Given the relatively brief period of the parties’ marriage, Mrs. Brettschneider’s age and her earning ability (see Kover v Kover, 29 NY2d 408), there is no reason to require the plaintiff to be the defendant’s sole support for the rest of her life. On the other hand, he not only accustomed her *865to a relatively expensive way of life, but by his interference with her career, has impeded her advancement and in some measure reduced Mrs. Brettschneider’s earning ability. I find the defendant reasonably requires income of $21,000 per annum and that her ability to earn her own way is limited to $16,000 per annum. Justice requires that the plaintiff contribute to the defendant’s support to the extent of $5,000 per annum (see Morgan v Morgan, 52 AD2d 804, and cases cited therein).

The issue is raised as to the effective date of the award of alimony. Ordinarily, the award of alimony dates to the trial (see Metz v Metz, 40 AD2d 680; Golden v Golden, 37 AD2d 578).

Where, however, the circumstances are appropriate, the court has the power to award alimony retroactively (Kalimian v Kalimian, 58 AD2d 884; Bottner v Bottner, 39 AD2d 680), even to the date of the commencement of the action (McCarthy v McCarthy, 143 NY 235). In this case, it should date from the return date contained in the notice of motion for temporary alimony. As indicated previously, that motion was denied in Special Term; but it is clear from the opinion of Mr. Justice Blyn that he was misled by the false financial statement and willfully misleading affidavit of the plaintiff.

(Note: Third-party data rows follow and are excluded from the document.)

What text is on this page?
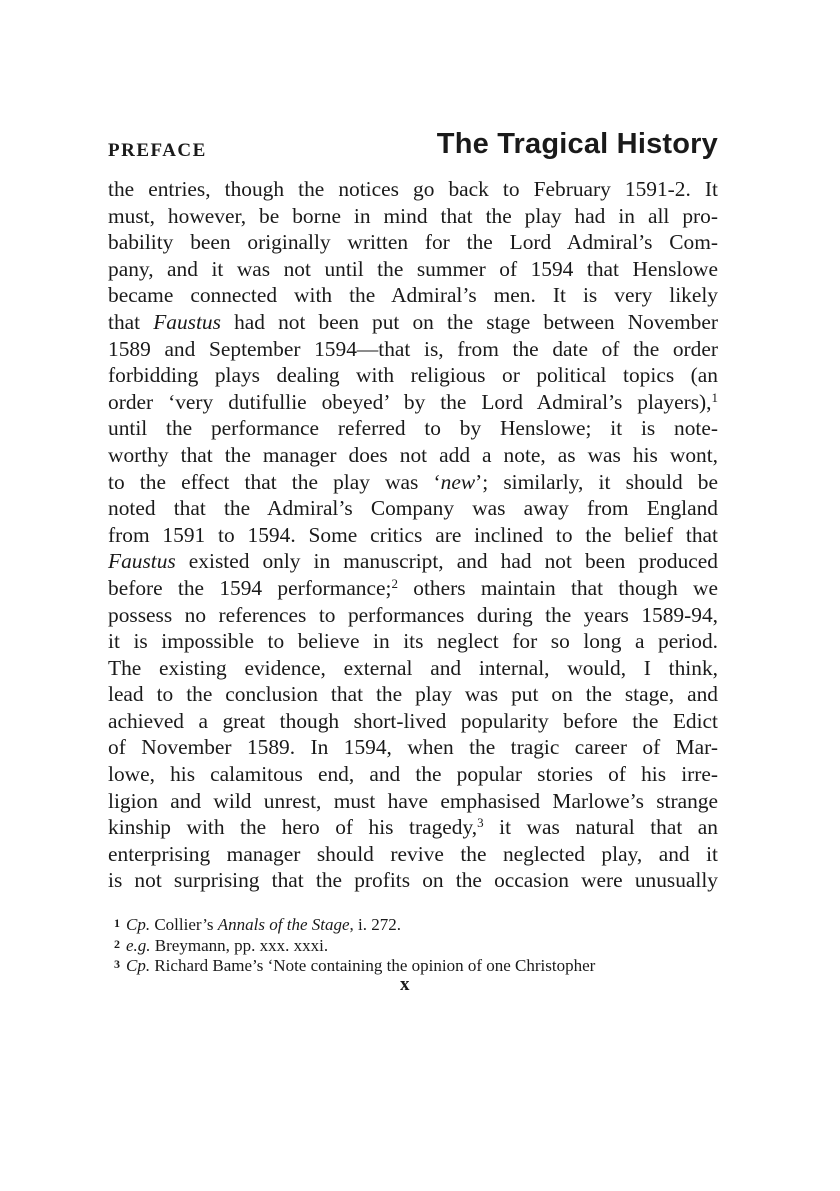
PREFACE	The Tragical History
the entries, though the notices go back to February 1591-2. It
must, however, be borne in mind that the play had in all pro-
bability been originally written for the Lord Admiral’s Com-
pany, and it was not until the summer of 1594 that Henslowe
became connected with the Admiral’s men. It is very likely
that Faustus had not been put on the stage between November
1589 and September 1594—that is, from the date of the order
forbidding plays dealing with religious or political topics (an
order ‘very dutifullie obeyed’ by the Lord Admiral’s players),$^1$
until the performance referred to by Henslowe; it is note-
worthy that the manager does not add a note, as was his wont,
to the effect that the play was ‘new’; similarly, it should be
noted that the Admiral’s Company was away from England
from 1591 to 1594. Some critics are inclined to the belief that
Faustus existed only in manuscript, and had not been produced
before the 1594 performance;$^2$ others maintain that though we
possess no references to performances during the years 1589-94,
it is impossible to believe in its neglect for so long a period.
The existing evidence, external and internal, would, I think,
lead to the conclusion that the play was put on the stage, and
achieved a great though short-lived popularity before the Edict
of November 1589. In 1594, when the tragic career of Mar-
lowe, his calamitous end, and the popular stories of his irre-
ligion and wild unrest, must have emphasised Marlowe’s strange
kinship with the hero of his tragedy,$^3$ it was natural that an
enterprising manager should revive the neglected play, and it
is not surprising that the profits on the occasion were unusually
1 Cp. Collier’s Annals of the Stage, i. 272.
2 e.g. Breymann, pp. xxx. xxxi.
3 Cp. Richard Bame’s ‘Note containing the opinion of one Christopher
x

Does this constitute a “reversal” of the Special Term order? I think not. An order made pendente lite is not a species of res judicata or law of the case, at least to the extent of binding the trial court. Thus, the reasons for denial of summary judgment in no way bind the trier of fact (see Zook v Hartford Acc. & Ind. Co., 64 AD2d 701). The grant or denial of a motion for preliminary injunction does not mandate the same relief after trial (Walker Mem. Baptist Church v Saunders, 285 NY 462). The reason is readily apparent. Such motions are made on papers. The allegations are not subjected to cross-examination or the other tests of truth available at the trial. The determination is preliminary only based on the information or misinformation contained in the papers submitted. Where the trier of fact finds the truth to be other than as represented in the papers, there is no reason for. the trial court to be rendered helpless by what may have been peijury.

*866Special Term denied defendant’s motion for counsel fees with leave to apply to the trial court. In my judgment the defendant is entitled to a counsel fee. As indicated above, her total assets did not exceed $10,000, and are probably less now. Her earnings are limited. The law does not require that she bankrupt herself in order to defend the action brought against her by her husband or to prosecute her own causes of action (see Lubin v Lubin, 66 AD2d 677).

I find that a reasonable counsel fee, under all of the circumstances to be $5,000 together with disbursements of $922.80 making in all $5,922.80; and defendant is entitled to receive that sum less the sum of $1,950 already paid by her to her attorney.